Me hubieras seguido a cualquier parte

Una vez te senté en la lavadora. Te había quitado el pantalón y parecía que estuvieras en bikini, en una playa, sentada, mojándote los pies desde una roca. Te los chupé. Metí tu dedo gordo en mi boca, lamí tus plantas y recorrí el trazado que marcaban tus dedos. Subí por la pantorrilla brillante, salí del agua, me sequé en tus muslos como un perrillo, salpicando. Desde allí se veía como brotaban los botones de tu piel en ráfagas. Al final me hundí. Hundí mi cara en tu infinito, echando a un lado el bikini. Estabas apoyada en tus manos, arqueada hacia atrás. La cabeza mirando para arriba, esperando que el sol atravesara el techo de la cocina, encima de la lavadora. No sonabas como alguien bronceándose. Deshice el lazo de tu bañador muy despacio y me metí deprisa. Saboreé toda tu vida, y esos gemidos cortos y apretados. Levanté un poco tus piernas con mis hombros. Me seguiste. Me hubieras seguido a cualquier parte. Apoyé mi mejilla contra aquel calor inextinguible y mordisqueé tu muslo. Toda tu musculatura se contraía de manera deliciosa. Volví. Siempre se vuelve. Abrí la boca y te ofrecí mi lengua. Seguía tensándose a cada instante. Entonces el sabor a metal volvió. Estaba por allí en alguna parte. Recordé ese sabor de tu boca y los síntomas me inundaron de nuevo.
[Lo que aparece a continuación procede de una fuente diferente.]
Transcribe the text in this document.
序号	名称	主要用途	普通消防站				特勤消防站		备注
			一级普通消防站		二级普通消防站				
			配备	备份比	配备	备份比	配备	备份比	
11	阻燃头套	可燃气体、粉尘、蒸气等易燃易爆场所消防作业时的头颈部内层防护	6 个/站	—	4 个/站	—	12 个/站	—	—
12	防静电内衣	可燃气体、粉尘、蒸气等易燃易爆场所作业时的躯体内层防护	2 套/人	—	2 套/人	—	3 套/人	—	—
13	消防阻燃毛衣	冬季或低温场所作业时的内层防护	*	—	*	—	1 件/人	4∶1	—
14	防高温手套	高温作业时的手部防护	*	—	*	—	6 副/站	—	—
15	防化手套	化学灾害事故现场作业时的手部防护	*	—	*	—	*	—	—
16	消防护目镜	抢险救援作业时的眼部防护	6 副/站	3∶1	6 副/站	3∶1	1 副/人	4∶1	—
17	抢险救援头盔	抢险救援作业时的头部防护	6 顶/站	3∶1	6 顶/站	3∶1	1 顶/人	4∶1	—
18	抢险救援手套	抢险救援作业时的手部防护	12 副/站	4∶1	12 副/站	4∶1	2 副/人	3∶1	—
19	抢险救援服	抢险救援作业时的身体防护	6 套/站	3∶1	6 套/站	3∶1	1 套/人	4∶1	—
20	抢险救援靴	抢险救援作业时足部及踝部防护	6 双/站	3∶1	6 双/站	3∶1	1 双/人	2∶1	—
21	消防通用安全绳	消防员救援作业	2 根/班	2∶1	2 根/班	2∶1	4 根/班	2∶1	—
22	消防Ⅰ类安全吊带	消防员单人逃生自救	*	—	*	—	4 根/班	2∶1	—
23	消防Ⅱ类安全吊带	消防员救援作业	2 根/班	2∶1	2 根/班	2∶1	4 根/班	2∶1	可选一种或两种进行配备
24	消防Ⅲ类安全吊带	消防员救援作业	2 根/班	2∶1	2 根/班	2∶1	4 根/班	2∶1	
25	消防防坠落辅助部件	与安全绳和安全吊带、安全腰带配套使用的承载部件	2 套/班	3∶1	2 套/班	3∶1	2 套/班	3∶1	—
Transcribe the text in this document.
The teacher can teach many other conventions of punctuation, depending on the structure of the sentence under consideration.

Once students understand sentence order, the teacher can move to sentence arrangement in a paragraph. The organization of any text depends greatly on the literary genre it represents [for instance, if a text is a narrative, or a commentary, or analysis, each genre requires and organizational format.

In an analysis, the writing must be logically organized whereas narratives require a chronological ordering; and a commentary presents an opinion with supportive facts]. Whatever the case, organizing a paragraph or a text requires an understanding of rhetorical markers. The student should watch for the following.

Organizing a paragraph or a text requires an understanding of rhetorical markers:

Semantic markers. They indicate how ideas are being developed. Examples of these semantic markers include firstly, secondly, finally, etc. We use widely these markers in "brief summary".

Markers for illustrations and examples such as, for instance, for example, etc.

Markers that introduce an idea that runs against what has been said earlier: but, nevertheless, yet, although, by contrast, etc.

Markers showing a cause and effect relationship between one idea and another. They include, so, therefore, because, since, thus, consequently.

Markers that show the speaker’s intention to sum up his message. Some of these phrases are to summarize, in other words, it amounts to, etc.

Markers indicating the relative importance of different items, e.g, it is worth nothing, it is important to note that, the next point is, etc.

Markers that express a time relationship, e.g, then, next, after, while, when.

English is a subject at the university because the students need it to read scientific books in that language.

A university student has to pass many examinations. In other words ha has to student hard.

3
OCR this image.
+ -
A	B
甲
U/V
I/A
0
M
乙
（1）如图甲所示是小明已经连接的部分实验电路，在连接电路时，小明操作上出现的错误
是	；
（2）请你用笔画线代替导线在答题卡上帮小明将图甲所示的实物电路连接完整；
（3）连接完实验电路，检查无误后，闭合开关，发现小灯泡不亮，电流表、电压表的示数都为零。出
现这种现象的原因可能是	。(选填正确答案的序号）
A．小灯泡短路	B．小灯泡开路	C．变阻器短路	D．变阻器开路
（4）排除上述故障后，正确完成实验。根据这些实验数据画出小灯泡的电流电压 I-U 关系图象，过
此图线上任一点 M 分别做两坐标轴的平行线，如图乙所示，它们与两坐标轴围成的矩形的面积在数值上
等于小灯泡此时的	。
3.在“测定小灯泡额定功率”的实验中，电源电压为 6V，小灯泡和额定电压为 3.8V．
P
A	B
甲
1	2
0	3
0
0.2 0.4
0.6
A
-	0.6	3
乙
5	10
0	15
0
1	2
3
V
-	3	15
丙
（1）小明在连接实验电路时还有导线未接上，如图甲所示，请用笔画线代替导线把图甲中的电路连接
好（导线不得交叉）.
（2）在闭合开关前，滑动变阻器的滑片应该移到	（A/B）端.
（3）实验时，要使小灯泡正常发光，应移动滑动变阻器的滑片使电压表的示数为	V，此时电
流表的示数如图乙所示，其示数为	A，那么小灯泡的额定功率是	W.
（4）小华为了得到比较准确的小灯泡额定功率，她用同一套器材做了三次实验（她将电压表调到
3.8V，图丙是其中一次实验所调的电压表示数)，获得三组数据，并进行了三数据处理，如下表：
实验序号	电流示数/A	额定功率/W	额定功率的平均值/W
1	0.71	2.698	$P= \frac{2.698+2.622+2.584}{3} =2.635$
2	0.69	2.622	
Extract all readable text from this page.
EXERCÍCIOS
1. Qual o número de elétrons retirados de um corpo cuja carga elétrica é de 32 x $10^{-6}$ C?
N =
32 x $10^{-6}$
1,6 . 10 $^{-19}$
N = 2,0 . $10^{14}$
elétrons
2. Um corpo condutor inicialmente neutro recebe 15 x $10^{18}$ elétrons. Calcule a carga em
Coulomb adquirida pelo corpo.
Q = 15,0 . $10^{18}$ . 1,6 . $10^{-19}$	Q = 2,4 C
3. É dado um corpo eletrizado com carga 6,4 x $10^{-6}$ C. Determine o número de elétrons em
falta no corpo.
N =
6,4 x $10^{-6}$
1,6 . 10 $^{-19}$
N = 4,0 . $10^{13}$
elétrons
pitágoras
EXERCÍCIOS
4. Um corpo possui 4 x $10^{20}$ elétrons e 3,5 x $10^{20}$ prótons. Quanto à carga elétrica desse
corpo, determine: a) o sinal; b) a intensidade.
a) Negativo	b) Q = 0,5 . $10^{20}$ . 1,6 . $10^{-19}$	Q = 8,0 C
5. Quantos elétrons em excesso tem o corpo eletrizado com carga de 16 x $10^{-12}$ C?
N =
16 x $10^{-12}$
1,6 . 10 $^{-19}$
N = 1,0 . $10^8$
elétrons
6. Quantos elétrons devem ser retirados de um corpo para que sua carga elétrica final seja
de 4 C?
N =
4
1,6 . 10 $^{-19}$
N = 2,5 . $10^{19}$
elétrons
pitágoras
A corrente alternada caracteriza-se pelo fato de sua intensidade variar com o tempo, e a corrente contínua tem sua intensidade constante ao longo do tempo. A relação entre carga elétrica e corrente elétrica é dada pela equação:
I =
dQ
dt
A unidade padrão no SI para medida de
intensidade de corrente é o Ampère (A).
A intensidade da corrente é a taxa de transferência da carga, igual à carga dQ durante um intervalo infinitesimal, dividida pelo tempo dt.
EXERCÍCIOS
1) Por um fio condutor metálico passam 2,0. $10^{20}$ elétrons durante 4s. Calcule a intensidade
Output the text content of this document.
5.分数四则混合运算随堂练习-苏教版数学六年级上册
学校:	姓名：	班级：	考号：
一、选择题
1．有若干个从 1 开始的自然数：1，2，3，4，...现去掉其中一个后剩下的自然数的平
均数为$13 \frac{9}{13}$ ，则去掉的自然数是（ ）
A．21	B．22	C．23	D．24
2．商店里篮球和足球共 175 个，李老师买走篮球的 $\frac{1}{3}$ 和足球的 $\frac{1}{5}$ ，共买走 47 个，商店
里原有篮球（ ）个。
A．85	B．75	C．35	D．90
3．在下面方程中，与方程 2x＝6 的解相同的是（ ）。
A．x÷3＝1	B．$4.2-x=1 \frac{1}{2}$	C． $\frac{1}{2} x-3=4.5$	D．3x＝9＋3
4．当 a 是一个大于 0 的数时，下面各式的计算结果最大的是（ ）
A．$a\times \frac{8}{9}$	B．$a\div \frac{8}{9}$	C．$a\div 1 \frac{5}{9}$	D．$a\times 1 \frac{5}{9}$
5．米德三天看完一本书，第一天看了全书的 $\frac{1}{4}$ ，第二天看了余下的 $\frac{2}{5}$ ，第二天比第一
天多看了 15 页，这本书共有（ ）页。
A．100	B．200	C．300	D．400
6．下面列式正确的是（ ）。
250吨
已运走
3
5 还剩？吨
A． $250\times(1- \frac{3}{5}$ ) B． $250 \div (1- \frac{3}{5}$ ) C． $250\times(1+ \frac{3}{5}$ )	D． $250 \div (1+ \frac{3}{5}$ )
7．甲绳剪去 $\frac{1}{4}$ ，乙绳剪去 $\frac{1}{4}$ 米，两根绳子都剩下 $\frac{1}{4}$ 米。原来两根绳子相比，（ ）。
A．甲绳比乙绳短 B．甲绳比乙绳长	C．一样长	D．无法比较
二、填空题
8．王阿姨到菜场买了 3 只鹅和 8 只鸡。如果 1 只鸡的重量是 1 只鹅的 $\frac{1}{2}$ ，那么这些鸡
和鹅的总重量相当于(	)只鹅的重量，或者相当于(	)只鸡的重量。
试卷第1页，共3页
No estaba en ninguna zona concreta de mi lengua. Lo recogía aquí y allá. Me incorporé de un salto y regresé todo lo rápido que pude a interrogarle a tu lengua. Allí no había nada. Caí otra vez de rodillas y busqué. Encontré. Cogí tus piernas y me las acerqué. Mantenías todo tu cuerpo en equilibrio en una esquina de la lavadora, apoyada en tus nalgas. Agarrada como una rapaz con las manos. Seguías mirando el sol con los ojos cerrados, con los labios secos, con la boca abierta, aguantándote la voz. No paré hasta diluirte.